Docieram do Placu Targowego Kauppatori, położonego tuż przy nabrzeżu portowym Katajanokka. Otwiera się przede mną magiczny, wręcz bajkowy widok na zamarznięte wody Południowej Zatoki. Przed moimi oczami statek Stena Line, po prawej stronie widzę drewniany jacht, a po lewej nowoczesny kompleks saun i diabelski młyn. Na placu można spróbować wielu fińskich przysmaków oraz świeżych owoców, a także zakupić pamiątki.
Ciekawostką było to, że na brzegu placu gdzie znajduje się
molo Keisarinluodonlaituri, które zostało tak nazwane na cześć wysepki, z którą
w 1833 roku zderzył się statek przewożący cesarza Rosji Mikołaja I. Obecnie
wysepka leży pod nasypem gruntu wyniesionym na brzeg.
Na zakończenie wyruszam jeszcze do Kościoła w Skale Temppelinaukio Kirkko.
Ten podziemny kościół został wybudowany w 1969 roku w wydrążonej granitowej
skale, stanowiącej ściany i sufit wnętrza, w środku zwyczajnego placu. Ściany
wykonane są z surowego kamienia, a kopuła z miedzianej taśmy. Wnętrze oświetla
naturalne światło wpadające przez 180 szklanych paneli umieszczonych
koncentrycznie pomiędzy kopułą a ścianami świątyni. Wzbudził we mnie głębokie
wrażenie spokoju i radości połączenia ze sobą. Projektantami byli bracia
Suomalainen, których podświadomie inspirował krajobraz wyspy Suursaari,
położonej pośrodku Zatoki Fińskiej, gdzie się wychowali. Na wyspie znajdowały
się białe piaszczyste plaże, pagórki, przepaście, jaskinie, wąwozy, głazy i
kamienne pola, które wpłynęły na ich projekt.
Dzień kończę w Yes, Yes, Yes, gdzie odkryłam nie tylko
nowe smaki, ale także atmosferę tętniącą życiem, przepełnioną energią świeżości
i miejskim vibe. Wysmakowane wegetariańskie dania, w połączeniu z muzyką
płynącą z głośników, stworzyły niezapomniany kulinarny koniec dnia.
Ten jednodniowy spacer po Helsinkach pozwolił mi odkryć
piękno i unikalny charakter tego miasta, z jego kontrastami architektonicznymi,
bogatą historią i otwartością na różnorodność. Helsinki to prawdziwa perełka
dla miłośników architektury. Niezwykła różnorodność stylów architektonicznych
sprawia, że to miasto jest niezwykle fascynujące dla każdego, kto interesuje
się architekturą. Od neoklasycyzmu po modernizm, od secesji po współczesne
style, Helsinki oferują prawdziwie bogactwo wizualnych doznań.

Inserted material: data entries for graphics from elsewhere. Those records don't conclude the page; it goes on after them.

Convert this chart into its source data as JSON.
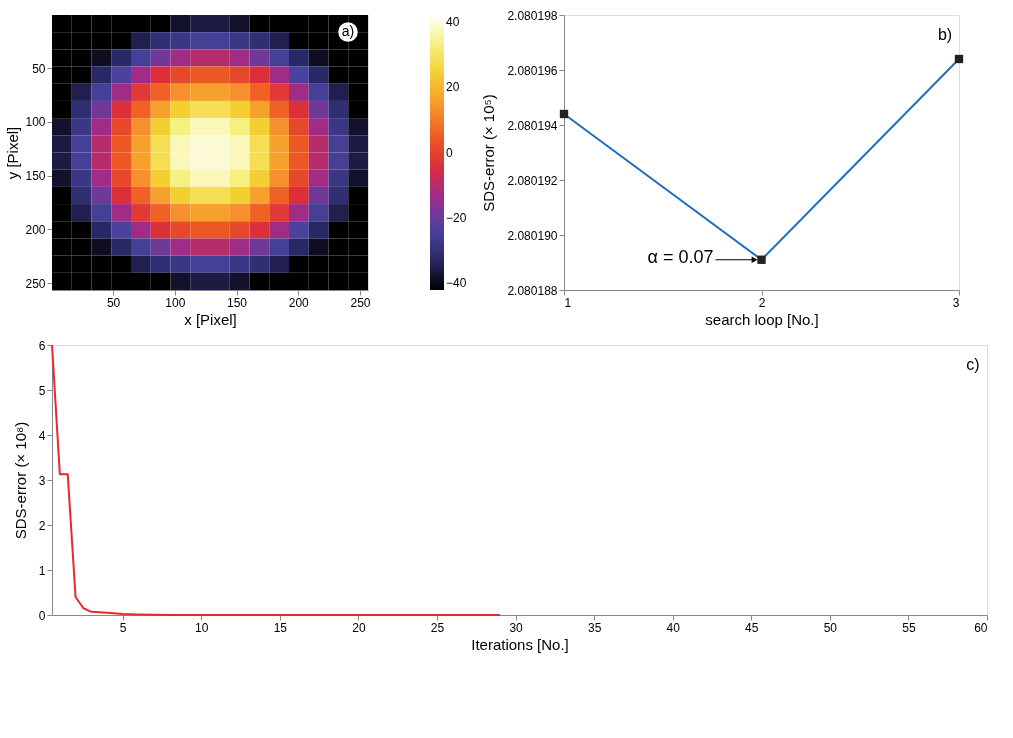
{
  "chart_data": [
    {
      "type": "heatmap",
      "xlabel": "x [Pixel]",
      "ylabel": "y [Pixel]",
      "annotations": [
        "a)"
      ],
      "x": [
        8.5,
        24.5,
        40.5,
        56.5,
        72.5,
        88.5,
        104.5,
        120.5,
        136.5,
        152.5,
        168.5,
        184.5,
        200.5,
        216.5,
        232.5,
        248.5
      ],
      "y": [
        8.5,
        24.5,
        40.5,
        56.5,
        72.5,
        88.5,
        104.5,
        120.5,
        136.5,
        152.5,
        168.5,
        184.5,
        200.5,
        216.5,
        232.5,
        248.5
      ],
      "xlim": [
        0.5,
        256.5
      ],
      "ylim": [
        256.5,
        0.5
      ],
      "xticks": [
        50,
        100,
        150,
        200,
        250
      ],
      "yticks": [
        50,
        100,
        150,
        200,
        250
      ],
      "clim": [
        -42,
        42
      ],
      "cticks": [
        -40,
        -20,
        0,
        20,
        40
      ],
      "cells": [
        [
          -42,
          -42,
          -42,
          -42,
          -42,
          -42,
          -38,
          -36,
          -36,
          -38,
          -42,
          -42,
          -42,
          -42,
          -42,
          -42
        ],
        [
          -42,
          -42,
          -42,
          -42,
          -35,
          -31,
          -28,
          -25,
          -25,
          -28,
          -31,
          -35,
          -42,
          -42,
          -42,
          -42
        ],
        [
          -42,
          -42,
          -39,
          -33,
          -25,
          -19,
          -13,
          -10,
          -10,
          -13,
          -19,
          -25,
          -33,
          -39,
          -42,
          -42
        ],
        [
          -42,
          -42,
          -33,
          -24,
          -13,
          -4,
          1,
          4,
          4,
          1,
          -4,
          -13,
          -24,
          -33,
          -42,
          -42
        ],
        [
          -42,
          -35,
          -25,
          -13,
          -2,
          6,
          13,
          16,
          16,
          13,
          6,
          -2,
          -13,
          -25,
          -35,
          -42
        ],
        [
          -42,
          -31,
          -19,
          -4,
          6,
          16,
          24,
          28,
          28,
          24,
          16,
          6,
          -4,
          -19,
          -31,
          -42
        ],
        [
          -38,
          -28,
          -13,
          1,
          13,
          24,
          33,
          37,
          37,
          33,
          24,
          13,
          1,
          -13,
          -28,
          -38
        ],
        [
          -36,
          -25,
          -10,
          4,
          16,
          28,
          37,
          39,
          39,
          37,
          28,
          16,
          4,
          -10,
          -25,
          -36
        ],
        [
          -36,
          -25,
          -10,
          4,
          16,
          28,
          37,
          39,
          39,
          37,
          28,
          16,
          4,
          -10,
          -25,
          -36
        ],
        [
          -38,
          -28,
          -13,
          1,
          13,
          24,
          33,
          37,
          37,
          33,
          24,
          13,
          1,
          -13,
          -28,
          -38
        ],
        [
          -42,
          -31,
          -19,
          -4,
          6,
          16,
          24,
          28,
          28,
          24,
          16,
          6,
          -4,
          -19,
          -31,
          -42
        ],
        [
          -42,
          -35,
          -25,
          -13,
          -2,
          6,
          13,
          16,
          16,
          13,
          6,
          -2,
          -13,
          -25,
          -35,
          -42
        ],
        [
          -42,
          -42,
          -33,
          -24,
          -13,
          -4,
          1,
          4,
          4,
          1,
          -4,
          -13,
          -24,
          -33,
          -42,
          -42
        ],
        [
          -42,
          -42,
          -39,
          -33,
          -25,
          -19,
          -13,
          -10,
          -10,
          -13,
          -19,
          -25,
          -33,
          -39,
          -42,
          -42
        ],
        [
          -42,
          -42,
          -42,
          -42,
          -35,
          -31,
          -28,
          -25,
          -25,
          -28,
          -31,
          -35,
          -42,
          -42,
          -42,
          -42
        ],
        [
          -42,
          -42,
          -42,
          -42,
          -42,
          -42,
          -38,
          -36,
          -36,
          -38,
          -42,
          -42,
          -42,
          -42,
          -42,
          -42
        ]
      ]
    },
    {
      "type": "line",
      "xlabel": "search loop [No.]",
      "ylabel": "SDS-error (× 10⁵)",
      "marker": "square",
      "annotations": [
        {
          "text": "α = 0.07",
          "x": 2,
          "y": 2.0801891
        },
        "b)"
      ],
      "x": [
        1,
        2,
        3
      ],
      "xlim": [
        1,
        3
      ],
      "xticks": [
        1,
        2,
        3
      ],
      "ylim": [
        2.080188,
        2.080198
      ],
      "yticks": [
        {
          "value": 2.080188,
          "label": "2.080188"
        },
        {
          "value": 2.08019,
          "label": "2.080190"
        },
        {
          "value": 2.080192,
          "label": "2.080192"
        },
        {
          "value": 2.080194,
          "label": "2.080194"
        },
        {
          "value": 2.080196,
          "label": "2.080196"
        },
        {
          "value": 2.080198,
          "label": "2.080198"
        }
      ],
      "series": [
        {
          "color": "#1f6fbf",
          "values": [
            2.0801944,
            2.0801891,
            2.0801964
          ]
        }
      ]
    },
    {
      "type": "line",
      "xlabel": "Iterations [No.]",
      "ylabel": "SDS-error (× 10⁸)",
      "annotations": [
        "c)"
      ],
      "x": [
        0.5,
        1,
        1.5,
        2,
        2.5,
        3,
        4,
        5,
        6,
        8,
        29
      ],
      "xlim": [
        0.5,
        60
      ],
      "xticks": [
        5,
        10,
        15,
        20,
        25,
        30,
        35,
        40,
        45,
        50,
        55,
        60
      ],
      "ylim": [
        0,
        6
      ],
      "yticks": [
        0,
        1,
        2,
        3,
        4,
        5,
        6
      ],
      "series": [
        {
          "color": "#e8282a",
          "values": [
            6.0,
            3.13,
            3.13,
            0.4,
            0.15,
            0.07,
            0.05,
            0.02,
            0.01,
            0,
            0
          ]
        }
      ]
    }
  ]
}
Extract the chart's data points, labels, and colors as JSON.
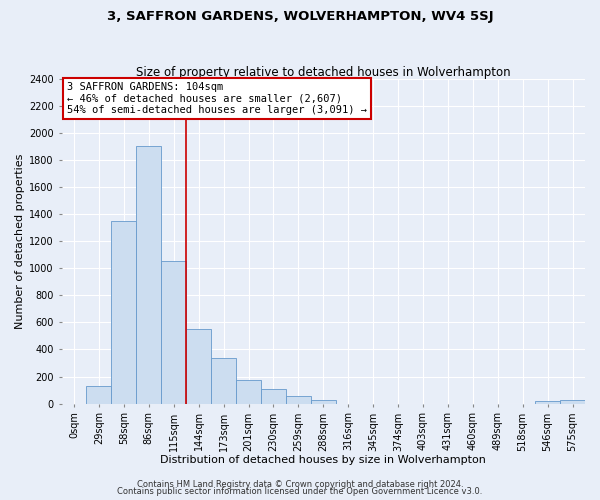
{
  "title": "3, SAFFRON GARDENS, WOLVERHAMPTON, WV4 5SJ",
  "subtitle": "Size of property relative to detached houses in Wolverhampton",
  "xlabel": "Distribution of detached houses by size in Wolverhampton",
  "ylabel": "Number of detached properties",
  "bar_labels": [
    "0sqm",
    "29sqm",
    "58sqm",
    "86sqm",
    "115sqm",
    "144sqm",
    "173sqm",
    "201sqm",
    "230sqm",
    "259sqm",
    "288sqm",
    "316sqm",
    "345sqm",
    "374sqm",
    "403sqm",
    "431sqm",
    "460sqm",
    "489sqm",
    "518sqm",
    "546sqm",
    "575sqm"
  ],
  "bar_values": [
    0,
    130,
    1350,
    1900,
    1050,
    550,
    335,
    175,
    110,
    60,
    30,
    0,
    0,
    0,
    0,
    0,
    0,
    0,
    0,
    20,
    25
  ],
  "bar_color": "#ccddf0",
  "bar_edge_color": "#6699cc",
  "vline_x": 4.5,
  "vline_color": "#cc0000",
  "ylim": [
    0,
    2400
  ],
  "yticks": [
    0,
    200,
    400,
    600,
    800,
    1000,
    1200,
    1400,
    1600,
    1800,
    2000,
    2200,
    2400
  ],
  "annotation_title": "3 SAFFRON GARDENS: 104sqm",
  "annotation_line1": "← 46% of detached houses are smaller (2,607)",
  "annotation_line2": "54% of semi-detached houses are larger (3,091) →",
  "annotation_box_facecolor": "#ffffff",
  "annotation_box_edgecolor": "#cc0000",
  "footer1": "Contains HM Land Registry data © Crown copyright and database right 2024.",
  "footer2": "Contains public sector information licensed under the Open Government Licence v3.0.",
  "fig_facecolor": "#e8eef8",
  "axes_facecolor": "#e8eef8",
  "grid_color": "#ffffff",
  "title_fontsize": 9.5,
  "subtitle_fontsize": 8.5,
  "xlabel_fontsize": 8,
  "ylabel_fontsize": 8,
  "tick_fontsize": 7,
  "annotation_fontsize": 7.5,
  "footer_fontsize": 6
}
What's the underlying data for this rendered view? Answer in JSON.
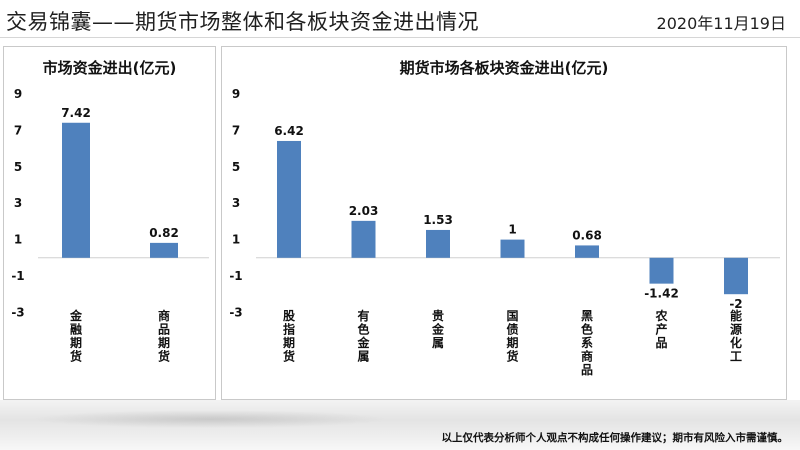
{
  "header": {
    "title": "交易锦囊——期货市场整体和各板块资金进出情况",
    "date": "2020年11月19日"
  },
  "chart_data": [
    {
      "type": "bar",
      "title": "市场资金进出(亿元)",
      "categories": [
        "金融期货",
        "商品期货"
      ],
      "values": [
        7.42,
        0.82
      ],
      "value_labels": [
        "7.42",
        "0.82"
      ],
      "yticks": [
        "9",
        "7",
        "5",
        "3",
        "1",
        "-1",
        "-3"
      ],
      "ylim": [
        -3,
        9
      ],
      "grid": false,
      "bar_color": "#4f81bd"
    },
    {
      "type": "bar",
      "title": "期货市场各板块资金进出(亿元)",
      "categories": [
        "股指期货",
        "有色金属",
        "贵金属",
        "国债期货",
        "黑色系商品",
        "农产品",
        "能源化工"
      ],
      "values": [
        6.42,
        2.03,
        1.53,
        1,
        0.68,
        -1.42,
        -2
      ],
      "value_labels": [
        "6.42",
        "2.03",
        "1.53",
        "1",
        "0.68",
        "-1.42",
        "-2"
      ],
      "yticks": [
        "9",
        "7",
        "5",
        "3",
        "1",
        "-1",
        "-3"
      ],
      "ylim": [
        -3,
        9
      ],
      "grid": false,
      "bar_color": "#4f81bd"
    }
  ],
  "footer": {
    "disclaimer": "以上仅代表分析师个人观点不构成任何操作建议；期市有风险入市需谨慎。"
  }
}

Moje ulubione miejsca to Biblioteka Oodi, Kościół w Skale oraz
zamarznięte wody Południowej Zatoki.
- Biblioteka Oodi to miejsce kreatywności i inspiracji, gdzie można zanurzyć się w bogactwie literatury i kultury, a także czerpać z dostępnych możliwości. Jest to symbol otwartości i współpracy, gdzie spotykają się ludzie z różnych środowisk i pasji, aby rozwijać swój potencjał i tworzyć.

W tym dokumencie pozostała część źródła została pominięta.